Calculate the amount (in grams) of Tris Base needed to make 1L of 0.01M Tris buffer?
Tris Base=121.4 g/mol
M x V = 0.01 mole/liter x 1 liter = 0.01 mole
mass (g) = mole x molar mass = 0.01 mole x 121.4 grams/mole = 1.214 grams = 1 gram (corrected to 1 significant digit)
M x V = 0.01 mole/liter x 1 liter = 0.01 mole
mass (g) = mole x molar mass = 0.01 mole x 121.4 grams/mole = 1.214 grams = 1 gram (corrected to 1 significant digit)
The solution is not really a buffer.
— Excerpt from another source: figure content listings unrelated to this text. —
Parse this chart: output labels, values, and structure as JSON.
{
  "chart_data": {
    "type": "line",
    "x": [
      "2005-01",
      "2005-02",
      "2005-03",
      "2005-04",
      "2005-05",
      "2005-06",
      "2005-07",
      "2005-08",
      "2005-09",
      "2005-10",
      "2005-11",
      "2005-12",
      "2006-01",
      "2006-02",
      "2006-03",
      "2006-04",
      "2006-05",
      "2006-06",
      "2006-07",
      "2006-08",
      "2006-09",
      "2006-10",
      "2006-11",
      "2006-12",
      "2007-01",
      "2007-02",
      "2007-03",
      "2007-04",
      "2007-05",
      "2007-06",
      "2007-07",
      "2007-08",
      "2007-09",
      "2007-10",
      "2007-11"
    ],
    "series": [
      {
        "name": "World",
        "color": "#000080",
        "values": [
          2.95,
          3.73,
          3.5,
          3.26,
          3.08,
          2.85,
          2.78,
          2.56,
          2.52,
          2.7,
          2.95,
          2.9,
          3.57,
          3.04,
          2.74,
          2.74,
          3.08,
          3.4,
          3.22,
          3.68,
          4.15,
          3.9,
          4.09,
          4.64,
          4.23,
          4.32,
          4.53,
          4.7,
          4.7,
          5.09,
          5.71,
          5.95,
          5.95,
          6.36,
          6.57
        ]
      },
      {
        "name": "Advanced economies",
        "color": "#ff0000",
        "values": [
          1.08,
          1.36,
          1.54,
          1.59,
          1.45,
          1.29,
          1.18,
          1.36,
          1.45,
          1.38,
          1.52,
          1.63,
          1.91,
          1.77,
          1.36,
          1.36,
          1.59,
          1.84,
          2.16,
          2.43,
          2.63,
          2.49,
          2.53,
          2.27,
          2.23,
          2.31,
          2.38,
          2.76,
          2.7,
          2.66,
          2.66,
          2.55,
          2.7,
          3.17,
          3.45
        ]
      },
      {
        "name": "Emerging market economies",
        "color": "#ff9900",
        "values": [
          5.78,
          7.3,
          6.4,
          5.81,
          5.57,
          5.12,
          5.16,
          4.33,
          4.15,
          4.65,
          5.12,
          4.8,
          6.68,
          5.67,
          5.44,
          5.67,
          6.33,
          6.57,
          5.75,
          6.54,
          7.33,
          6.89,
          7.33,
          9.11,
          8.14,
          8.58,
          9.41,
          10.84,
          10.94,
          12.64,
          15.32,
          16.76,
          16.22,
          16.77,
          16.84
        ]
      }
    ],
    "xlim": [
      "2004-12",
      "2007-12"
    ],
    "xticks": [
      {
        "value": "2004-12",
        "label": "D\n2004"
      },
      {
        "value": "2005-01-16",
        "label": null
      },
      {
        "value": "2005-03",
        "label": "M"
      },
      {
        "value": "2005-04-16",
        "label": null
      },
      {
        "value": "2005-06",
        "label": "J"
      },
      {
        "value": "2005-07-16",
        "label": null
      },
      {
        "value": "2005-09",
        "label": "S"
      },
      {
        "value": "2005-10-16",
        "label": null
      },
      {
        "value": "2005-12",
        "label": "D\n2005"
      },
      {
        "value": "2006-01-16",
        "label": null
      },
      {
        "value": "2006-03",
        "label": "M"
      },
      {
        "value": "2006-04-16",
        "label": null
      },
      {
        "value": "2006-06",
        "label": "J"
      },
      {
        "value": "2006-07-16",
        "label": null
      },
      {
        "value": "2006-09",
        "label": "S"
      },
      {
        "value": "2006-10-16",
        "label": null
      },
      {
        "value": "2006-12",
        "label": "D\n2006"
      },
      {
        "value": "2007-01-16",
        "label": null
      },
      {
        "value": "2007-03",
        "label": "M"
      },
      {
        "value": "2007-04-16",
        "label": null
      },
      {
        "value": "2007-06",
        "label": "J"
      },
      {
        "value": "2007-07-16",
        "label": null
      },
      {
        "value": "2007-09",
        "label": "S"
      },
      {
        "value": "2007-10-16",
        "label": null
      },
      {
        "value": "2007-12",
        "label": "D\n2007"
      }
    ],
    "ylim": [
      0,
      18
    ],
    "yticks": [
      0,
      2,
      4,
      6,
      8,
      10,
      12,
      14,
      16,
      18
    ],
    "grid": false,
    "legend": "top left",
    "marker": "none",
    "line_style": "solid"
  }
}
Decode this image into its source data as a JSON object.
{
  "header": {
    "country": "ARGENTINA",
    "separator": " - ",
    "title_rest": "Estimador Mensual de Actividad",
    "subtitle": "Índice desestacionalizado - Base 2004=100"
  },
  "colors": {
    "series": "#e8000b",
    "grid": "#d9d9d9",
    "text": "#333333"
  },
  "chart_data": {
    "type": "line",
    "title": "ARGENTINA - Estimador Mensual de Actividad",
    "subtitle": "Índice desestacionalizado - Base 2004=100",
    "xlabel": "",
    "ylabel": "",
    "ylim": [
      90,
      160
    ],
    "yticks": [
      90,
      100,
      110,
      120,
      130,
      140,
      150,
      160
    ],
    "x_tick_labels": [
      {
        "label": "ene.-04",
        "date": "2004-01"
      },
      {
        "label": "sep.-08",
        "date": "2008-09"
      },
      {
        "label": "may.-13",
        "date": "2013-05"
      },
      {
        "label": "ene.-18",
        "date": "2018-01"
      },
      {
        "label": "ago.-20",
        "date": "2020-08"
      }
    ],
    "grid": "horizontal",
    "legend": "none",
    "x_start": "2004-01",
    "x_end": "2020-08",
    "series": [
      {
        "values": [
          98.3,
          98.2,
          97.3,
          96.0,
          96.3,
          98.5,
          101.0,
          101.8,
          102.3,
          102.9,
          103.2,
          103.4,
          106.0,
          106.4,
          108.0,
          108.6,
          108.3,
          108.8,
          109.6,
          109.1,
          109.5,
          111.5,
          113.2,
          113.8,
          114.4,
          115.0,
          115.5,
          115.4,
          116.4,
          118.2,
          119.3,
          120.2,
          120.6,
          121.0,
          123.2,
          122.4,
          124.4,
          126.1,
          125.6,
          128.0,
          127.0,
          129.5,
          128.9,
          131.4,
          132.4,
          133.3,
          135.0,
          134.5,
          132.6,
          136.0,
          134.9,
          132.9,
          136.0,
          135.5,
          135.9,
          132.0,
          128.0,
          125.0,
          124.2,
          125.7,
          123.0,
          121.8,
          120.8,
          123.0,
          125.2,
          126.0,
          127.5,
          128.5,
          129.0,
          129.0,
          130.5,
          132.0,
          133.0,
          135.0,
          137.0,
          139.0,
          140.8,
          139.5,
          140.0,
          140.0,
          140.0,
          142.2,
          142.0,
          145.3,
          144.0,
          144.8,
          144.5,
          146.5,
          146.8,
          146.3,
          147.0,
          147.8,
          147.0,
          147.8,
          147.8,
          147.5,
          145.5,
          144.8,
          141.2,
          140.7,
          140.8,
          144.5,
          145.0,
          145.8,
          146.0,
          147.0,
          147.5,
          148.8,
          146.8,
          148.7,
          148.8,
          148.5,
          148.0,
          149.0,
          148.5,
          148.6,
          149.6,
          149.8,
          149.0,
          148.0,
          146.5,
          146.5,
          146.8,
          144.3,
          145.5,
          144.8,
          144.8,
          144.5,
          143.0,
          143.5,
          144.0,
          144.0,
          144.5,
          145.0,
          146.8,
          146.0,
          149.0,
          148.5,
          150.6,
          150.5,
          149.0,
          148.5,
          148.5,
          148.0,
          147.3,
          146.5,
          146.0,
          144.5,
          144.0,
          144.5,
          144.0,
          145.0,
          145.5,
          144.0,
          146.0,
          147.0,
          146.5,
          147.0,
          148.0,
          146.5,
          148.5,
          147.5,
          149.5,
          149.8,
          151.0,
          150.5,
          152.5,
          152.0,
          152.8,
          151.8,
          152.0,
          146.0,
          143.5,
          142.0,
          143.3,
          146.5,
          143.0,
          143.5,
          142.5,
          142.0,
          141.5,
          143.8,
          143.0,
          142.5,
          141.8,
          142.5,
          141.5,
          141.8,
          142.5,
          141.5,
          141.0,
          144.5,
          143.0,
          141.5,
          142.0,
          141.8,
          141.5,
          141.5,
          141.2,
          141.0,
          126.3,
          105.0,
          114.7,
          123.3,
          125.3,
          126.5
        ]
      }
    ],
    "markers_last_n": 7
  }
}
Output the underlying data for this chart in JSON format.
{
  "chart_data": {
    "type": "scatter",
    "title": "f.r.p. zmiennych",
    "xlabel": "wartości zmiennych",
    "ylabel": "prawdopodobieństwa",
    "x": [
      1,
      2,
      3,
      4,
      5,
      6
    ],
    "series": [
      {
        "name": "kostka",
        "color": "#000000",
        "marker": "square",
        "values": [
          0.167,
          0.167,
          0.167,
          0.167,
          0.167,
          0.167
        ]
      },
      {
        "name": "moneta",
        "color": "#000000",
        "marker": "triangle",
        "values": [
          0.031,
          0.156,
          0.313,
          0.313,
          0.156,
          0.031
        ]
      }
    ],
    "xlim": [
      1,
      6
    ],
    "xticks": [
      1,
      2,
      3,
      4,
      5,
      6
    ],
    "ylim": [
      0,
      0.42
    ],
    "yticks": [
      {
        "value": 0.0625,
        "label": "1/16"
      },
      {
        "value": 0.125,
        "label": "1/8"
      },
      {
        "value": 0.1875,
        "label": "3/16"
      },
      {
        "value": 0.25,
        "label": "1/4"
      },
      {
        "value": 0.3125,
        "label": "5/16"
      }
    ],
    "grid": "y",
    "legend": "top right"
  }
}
There is no pH mentioned in the problem.
To calculate the amount of Tris Base needed to make 1L of 0.01M Tris buffer, you can use the formula:
Mass (g) = Molarity (mol/L) x Volume (L) x Molecular Weight (g/mol)
Given:
Molarity = 0.01M
Volume = 1L
Molecular Weight of Tris Base = 121.4 g/mol
Substituting these values into the formula:
Mass (g) = 0.01 mol/L x 1 L x 121.4 g/mol
Mass (g) = 1.214 g
Therefore, you would need 1.214 grams of Tris Base to make 1L of 0.01M Tris buffer.
To calculate the amount of Tris Base needed to make 1L of 0.01M Tris buffer, you'll need the formula weight of Tris Base and the desired final molarity.
First, convert the desired final molarity (0.01M) to moles per liter (mol/L). Since Molarity (M) is defined as moles of solute per liter of solution, you can simply use the given value of 0.01M.
Next, use the formula weight of Tris Base (121.4 g/mol) to convert the desired moles per liter to grams. The formula weight represents the mass of one mole of the compound.
To calculate the grams of Tris Base needed, use the formula:
grams of Tris Base = (moles of Tris Base) x (formula weight of Tris Base)
Substituting the given values:
grams of Tris Base = (0.01 mol/L) x (121.4 g/mol)
grams of Tris Base = 1.214 g
Therefore, you need 1.214 grams of Tris Base to make 1L of 0.01M Tris buffer.